If there are large market fluctuations during exchange trading hours, investors can trade ETFs to reflect the latest information and market changes in real time, gain new opportunities or avoid losses.

Even if investors in traditional open-end funds make the right decision long before the market closes, they may end up with an unsatisfactory closing price on the day, leaving them in a situation where correct judgment is of no use.

In terms of fees, the annual management fees of ETFs are far lower than actively managed stock open-end funds, and are also much lower than traditional index funds.

Finally, the transparency of ETFs is much higher than that of traditional open-end funds. In practice, fund managers usually announce the portfolio structure of ETFs every day before the ETF opens, while traditional funds generally announce this portfolio every quarter.

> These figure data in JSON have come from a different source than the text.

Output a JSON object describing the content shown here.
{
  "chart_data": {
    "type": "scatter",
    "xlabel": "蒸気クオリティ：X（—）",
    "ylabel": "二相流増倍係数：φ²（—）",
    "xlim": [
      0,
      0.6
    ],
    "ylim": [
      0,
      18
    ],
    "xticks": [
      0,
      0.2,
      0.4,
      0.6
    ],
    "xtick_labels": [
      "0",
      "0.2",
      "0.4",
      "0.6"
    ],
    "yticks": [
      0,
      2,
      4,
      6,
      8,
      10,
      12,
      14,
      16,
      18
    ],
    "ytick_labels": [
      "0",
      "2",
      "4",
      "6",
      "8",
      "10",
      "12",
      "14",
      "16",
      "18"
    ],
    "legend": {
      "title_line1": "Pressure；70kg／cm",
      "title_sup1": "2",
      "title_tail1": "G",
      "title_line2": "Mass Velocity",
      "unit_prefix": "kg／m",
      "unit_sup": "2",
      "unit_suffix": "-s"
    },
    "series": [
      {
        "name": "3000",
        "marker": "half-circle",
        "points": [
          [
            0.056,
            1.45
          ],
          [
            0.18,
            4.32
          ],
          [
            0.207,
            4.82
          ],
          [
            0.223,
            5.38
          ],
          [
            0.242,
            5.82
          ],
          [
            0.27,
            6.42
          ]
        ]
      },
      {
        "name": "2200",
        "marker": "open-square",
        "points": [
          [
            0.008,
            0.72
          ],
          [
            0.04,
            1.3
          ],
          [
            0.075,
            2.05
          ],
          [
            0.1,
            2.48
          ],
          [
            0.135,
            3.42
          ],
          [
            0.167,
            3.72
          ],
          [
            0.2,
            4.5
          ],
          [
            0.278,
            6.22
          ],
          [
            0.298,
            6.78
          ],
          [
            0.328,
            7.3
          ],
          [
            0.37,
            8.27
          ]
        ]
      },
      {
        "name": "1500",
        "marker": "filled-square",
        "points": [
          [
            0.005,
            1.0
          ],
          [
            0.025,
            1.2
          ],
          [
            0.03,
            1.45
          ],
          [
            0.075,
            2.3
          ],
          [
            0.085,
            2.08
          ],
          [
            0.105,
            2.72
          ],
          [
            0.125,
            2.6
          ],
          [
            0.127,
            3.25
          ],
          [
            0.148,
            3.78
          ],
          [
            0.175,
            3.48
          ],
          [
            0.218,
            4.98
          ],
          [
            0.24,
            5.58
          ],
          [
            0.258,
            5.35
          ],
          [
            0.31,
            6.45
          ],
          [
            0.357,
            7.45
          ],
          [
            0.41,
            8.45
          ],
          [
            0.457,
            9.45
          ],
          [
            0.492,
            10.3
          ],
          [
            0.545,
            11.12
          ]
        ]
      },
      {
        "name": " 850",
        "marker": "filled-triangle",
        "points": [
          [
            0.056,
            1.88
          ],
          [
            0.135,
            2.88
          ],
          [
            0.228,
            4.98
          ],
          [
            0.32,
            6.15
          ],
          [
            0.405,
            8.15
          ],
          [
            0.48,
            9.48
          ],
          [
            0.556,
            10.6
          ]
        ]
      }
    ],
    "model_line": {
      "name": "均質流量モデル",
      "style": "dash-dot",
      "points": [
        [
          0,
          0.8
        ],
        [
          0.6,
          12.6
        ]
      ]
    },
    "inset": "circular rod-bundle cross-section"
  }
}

An exchange-traded open-end index fund (ETF) is a securities investment fund product listed and traded on an exchange. The trading procedures are exactly the same as stocks.

The assets managed by ETFs are a basket of stock portfolios. The types of stocks in this portfolio are the same as the component stocks included in a specific index, such as the Shanghai Composite 50 Index. The number of each stock is consistent with the proportion of the constituent stocks of the index. ETF trading

The price is determined by the value of the basket of stocks it owns, known as the "unit fund's net asset value."

ETF is a special hybrid fund that overcomes the shortcomings of closed-end funds and open-end funds while integrating the advantages of both.